La France a-t-elle livré des grenades à la Tunisie juste avant la fuite de Ben Ali ? C’est la question que souhaite éclaircir l'opposition de gauche qui a reproché mercredi au gouvernement français d’avoir envoyé des grenades à la Tunisie en fin d’année dernière. Des accusations formellement démenties par François Fillon. Le Premier ministre a parlé, mercredi, à l'Assemblée nationale "d'accusations sans fondement" et précisé qu'aucune livraison n'avait formellement été réalisée, car les envois avaient été bloqués par les douanes.
Des autorisations données par Kouchner
Les accusations portées par l’opposition sont également évoquées et développées dans Le Monde. Le quotidien dans son édition de jeudi, assure que le gouvernement avait bel et bien donné son accord à la fin de l'année dernière pour quatre livraisons de grenades lacrymogènes au régime du président tunisien déchu, Zine Ben Ali.

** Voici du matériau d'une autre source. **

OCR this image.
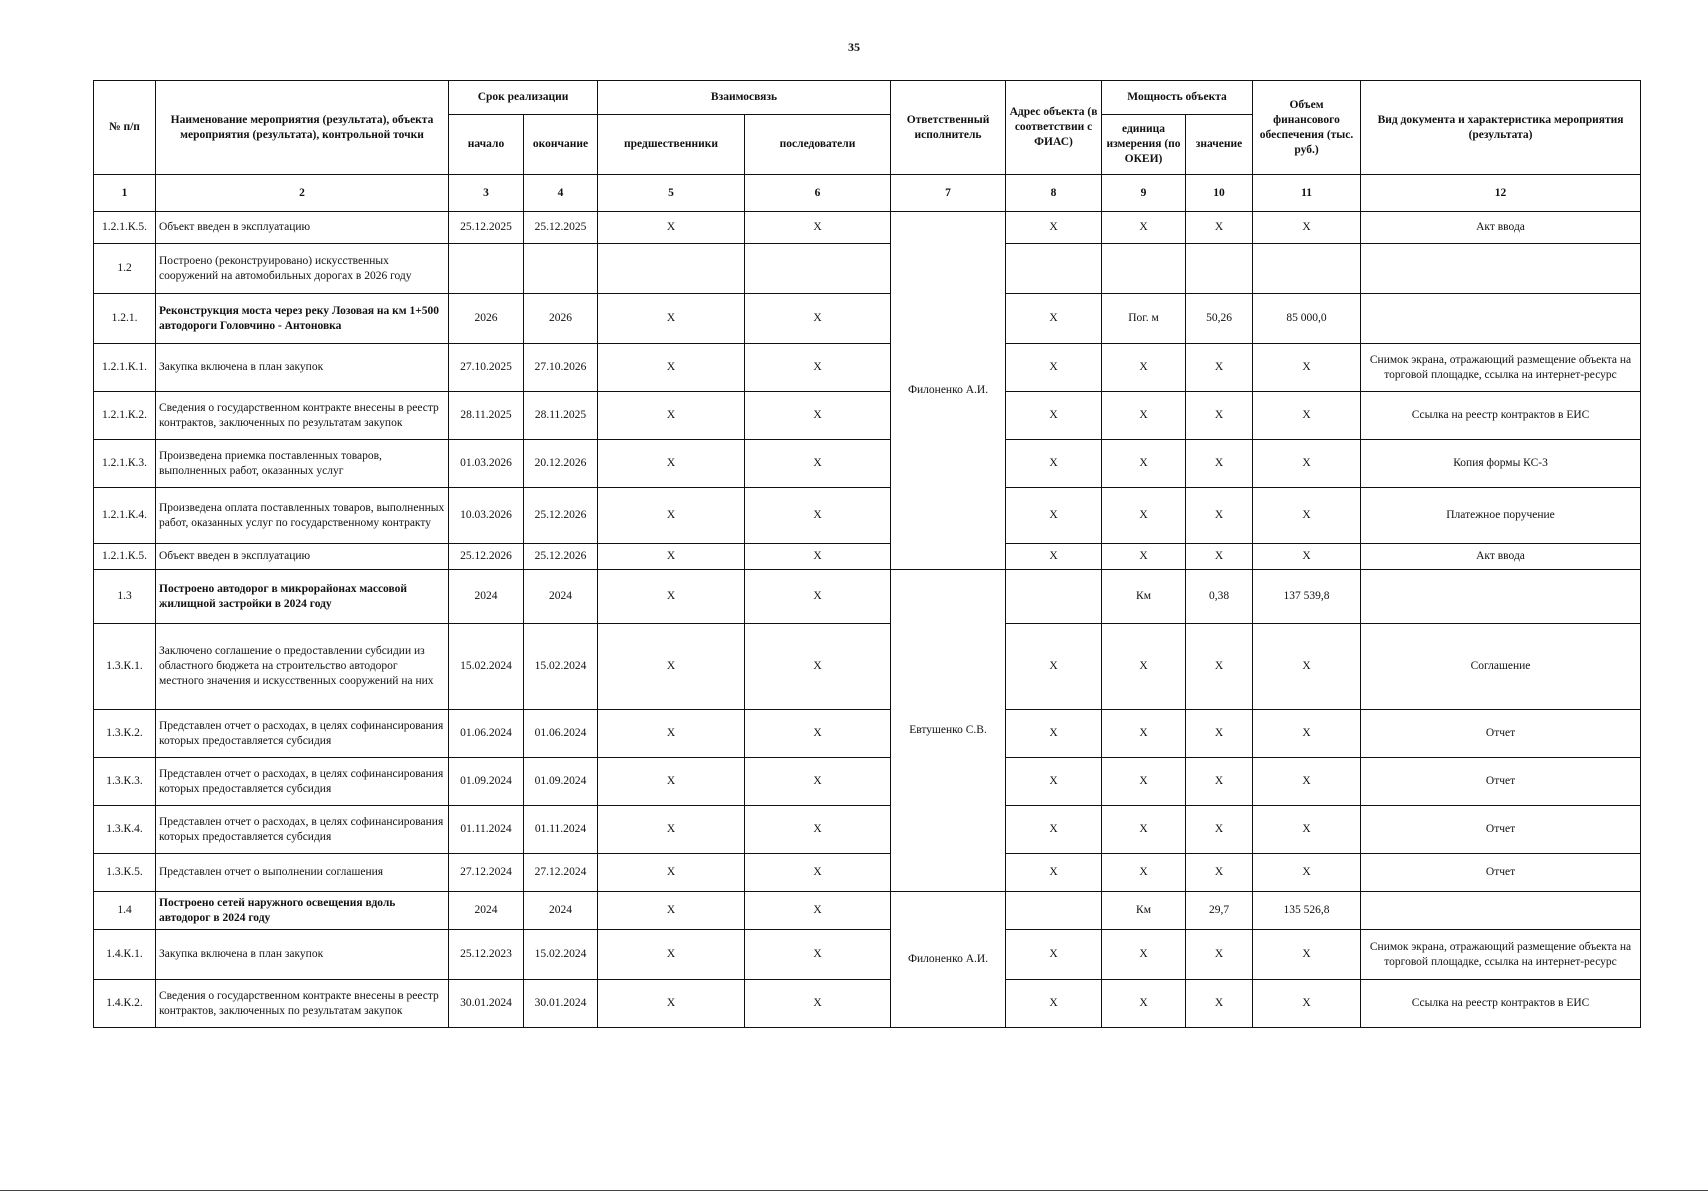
35
№ п/п	Наименование мероприятия (результата), объекта мероприятия (результата), контрольной точки	Срок реализации		Взаимосвязь		Ответственный исполнитель	Адрес объекта (в соответствии с ФИАС)	Мощность объекта		Объем финансового обеспечения (тыс. руб.)	Вид документа и характеристика мероприятия (результата)
		начало	окончание	предшественники	последователи			единица измерения (по ОКЕИ)	значение		
1	2	3	4	5	6	7	8	9	10	11	12
1.2.1.К.5.	Объект введен в эксплуатацию	25.12.2025	25.12.2025	Х	Х	Филоненко А.И.	Х	Х	Х	Х	Акт ввода
1.2	Построено (реконструировано) искусственных сооружений на автомобильных дорогах в 2026 году										
1.2.1.	Реконструкция моста через реку Лозовая на км 1+500 автодороги Головчино - Антоновка	2026	2026	Х	Х		Х	Пог. м	50,26	85 000,0	
1.2.1.К.1.	Закупка включена в план закупок	27.10.2025	27.10.2026	Х	Х		Х	Х	Х	Х	Снимок экрана, отражающий размещение объекта на торговой площадке, ссылка на интернет-ресурс
1.2.1.К.2.	Сведения о государственном контракте внесены в реестр контрактов, заключенных по результатам закупок	28.11.2025	28.11.2025	Х	Х		Х	Х	Х	Х	Ссылка на реестр контрактов в ЕИС
1.2.1.К.3.	Произведена приемка поставленных товаров, выполненных работ, оказанных услуг	01.03.2026	20.12.2026	Х	Х		Х	Х	Х	Х	Копия формы КС-3
1.2.1.К.4.	Произведена оплата поставленных товаров, выполненных работ, оказанных услуг по государственному контракту	10.03.2026	25.12.2026	Х	Х		Х	Х	Х	Х	Платежное поручение
1.2.1.К.5.	Объект введен в эксплуатацию	25.12.2026	25.12.2026	Х	Х		Х	Х	Х	Х	Акт ввода
1.3	Построено автодорог в микрорайонах массовой жилищной застройки в 2024 году	2024	2024	Х	Х	Евтушенко С.В.		Км	0,38	137 539,8	
1.3.К.1.	Заключено соглашение о предоставлении субсидии из областного бюджета на строительство автодорог местного значения и искусственных сооружений на них	15.02.2024	15.02.2024	Х	Х		Х	Х	Х	Х	Соглашение
1.3.К.2.	Представлен отчет о расходах, в целях софинансирования которых предоставляется субсидия	01.06.2024	01.06.2024	Х	Х		Х	Х	Х	Х	Отчет
1.3.К.3.	Представлен отчет о расходах, в целях софинансирования которых предоставляется субсидия	01.09.2024	01.09.2024	Х	Х		Х	Х	Х	Х	Отчет
1.3.К.4.	Представлен отчет о расходах, в целях софинансирования которых предоставляется субсидия	01.11.2024	01.11.2024	Х	Х		Х	Х	Х	Х	Отчет
1.3.К.5.	Представлен отчет о выполнении соглашения	27.12.2024	27.12.2024	Х	Х		Х	Х	Х	Х	Отчет
1.4	Построено сетей наружного освещения вдоль автодорог в 2024 году	2024	2024	Х	Х	Филоненко А.И.		Км	29,7	135 526,8	
1.4.К.1.	Закупка включена в план закупок	25.12.2023	15.02.2024	Х	Х		Х	Х	Х	Х	Снимок экрана, отражающий размещение объекта на торговой площадке, ссылка на интернет-ресурс
1.4.К.2.	Сведения о государственном контракте внесены в реестр контрактов, заключенных по результатам закупок	30.01.2024	30.01.2024	Х	Х		Х	Х	Х	Х	Ссылка на реестр контрактов в ЕИС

Conformément à la procédure, les livraisons auraient été approuvées par les ministères de l'Intérieur, de la Défense et des Affaires étrangères, selon le quotidien. L'une d'entre elles aurait été bloquée par les douanes à l'aéroport de Roissy le 14 janvier, le jour même de la fuite en Arabie Saoudite de Ben Ali. Le motif du blocage reste flou, les douanes parlant de problème technique et non politique, selon Le Monde.
Michèle Alliot-Marie, ministre des Affaires étrangères à partir de novembre, aurait été informée par ses services de ces projets de livraison. Son cabinet explique dans le quotidien que les autorisations pour les livraisons de grenades ont été données avant son arrivée au Quai d'Orsay, sous son prédécesseur Bernard Kouchner. Michèle Alliot-Marie certifie avoir ordonné les blocages des livraisons le 14 janvier.

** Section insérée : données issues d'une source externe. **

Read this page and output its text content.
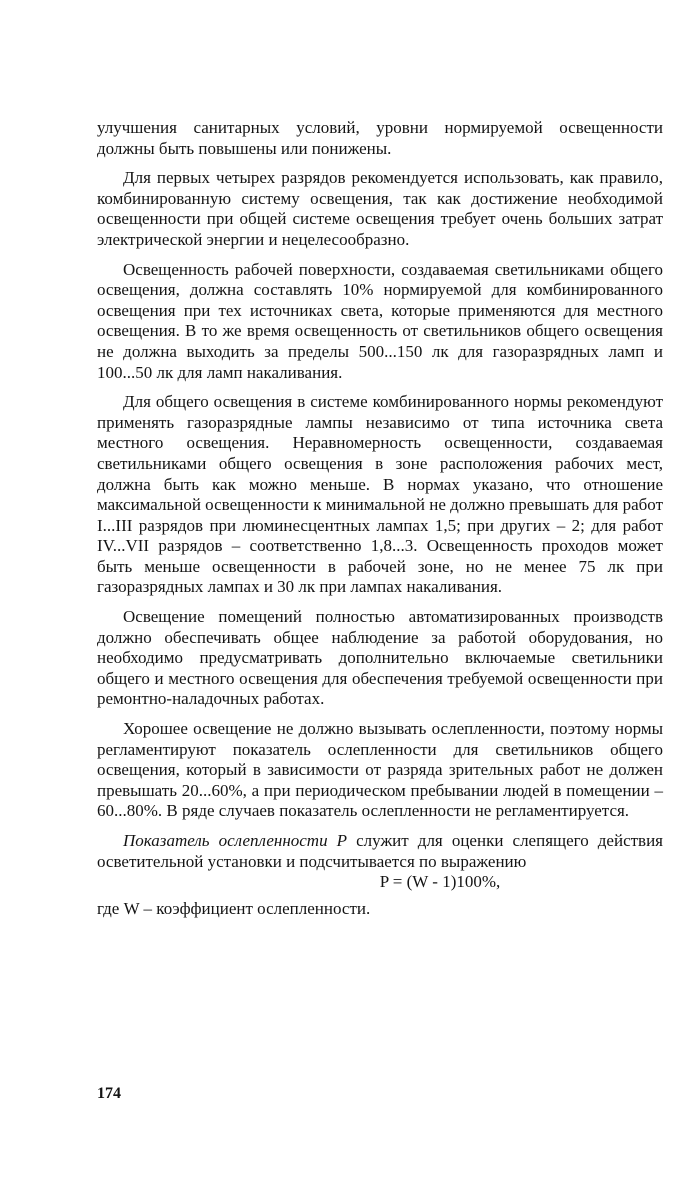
улучшения санитарных условий, уровни нормируемой освещенности должны быть повышены или понижены.

Для первых четырех разрядов рекомендуется использовать, как правило, комбинированную систему освещения, так как достижение необходимой освещенности при общей системе освещения требует очень больших затрат электрической энергии и нецелесообразно.

Освещенность рабочей поверхности, создаваемая светильниками общего освещения, должна составлять 10% нормируемой для комбинированного освещения при тех источниках света, которые применяются для местного освещения. В то же время освещенность от светильников общего освещения не должна выходить за пределы 500...150 лк для газоразрядных ламп и 100...50 лк для ламп накаливания.

Для общего освещения в системе комбинированного нормы рекомендуют применять газоразрядные лампы независимо от типа источника света местного освещения. Неравномерность освещенности, создаваемая светильниками общего освещения в зоне расположения рабочих мест, должна быть как можно меньше. В нормах указано, что отношение максимальной освещенности к минимальной не должно превышать для работ I...III разрядов при люминесцентных лампах 1,5; при других – 2; для работ IV...VII разрядов – соответственно 1,8...3. Освещенность проходов может быть меньше освещенности в рабочей зоне, но не менее 75 лк при газоразрядных лампах и 30 лк при лампах накаливания.

Освещение помещений полностью автоматизированных производств должно обеспечивать общее наблюдение за работой оборудования, но необходимо предусматривать дополнительно включаемые светильники общего и местного освещения для обеспечения требуемой освещенности при ремонтно-наладочных работах.

Хорошее освещение не должно вызывать ослепленности, поэтому нормы регламентируют показатель ослепленности для светильников общего освещения, который в зависимости от разряда зрительных работ не должен превышать 20...60%, а при периодическом пребывании людей в помещении – 60...80%. В ряде случаев показатель ослепленности не регламентируется.

Показатель ослепленности P служит для оценки слепящего действия осветительной установки и подсчитывается по выражению

P = (W - 1)100%,

где W – коэффициент ослепленности.

174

Mais François Fillon a expliqué que des autorisations avaient, bel et bien, été données par le gouvernement français, mais qu'elles ne concernaient pas les matériels finalement retenus en France.
Fillon attaque la gauche
Le Premier ministre a accusé la gauche d'avoir accepté de livrer au ministère de l'Intérieur et à la présidence de Tunisie, quand elle était au pouvoir entre 1997 et 2002, des armes à feu, des grenades de divers types et des menottes. "Des accusations comme celles-là sont déshonorantes pour vous et ne servent pas la France", a encore dit François Fillon aux socialistes.
C'est dans ce contexte de contrats de livraison que Michèle Alliot-Marie, ministre des Affaires étrangères, avait proposé le 11 janvier l'aide de la France pour la maîtrise des manifestations en Tunisie. Ces déclarations de Michèle Alliot-Marie avaient suscité de vives critiques de l'opposition de gauche, qui y ont vu le symbole du soutien de la France au régime de Zine Ben Ali et déclenché la polémique autour des livraisons de matériels de répression.
Echange houleux à l’Assemblée
Un échange violent a d’ailleurs eu lieu à ce sujet, mardi, à l’Assemblée entre la ministre des Affaires étrangères et le socialiste Gaétan Gorce qui lui demandait des explications. La ministre a affirmé que la France n'avait jamais apporté sa coopération policière au régime du président tunisien déchu, sauf sur un plan institutionnel. "La coopération avec la Tunisie est essentiellement tournée vers l'aide aux populations et, depuis toujours, l'aide au développement, l'aide à l'éducation et à la formation (...)", a-t-elle dit. "En matière de police, c'est très clair, nous avons une coopération extrêmement faible, essentiellement institutionnelle, c'est-à-dire dans le cadre d'Interpol. Nous n'avons rien à cacher en matière de coopération", a-t-elle ajouté.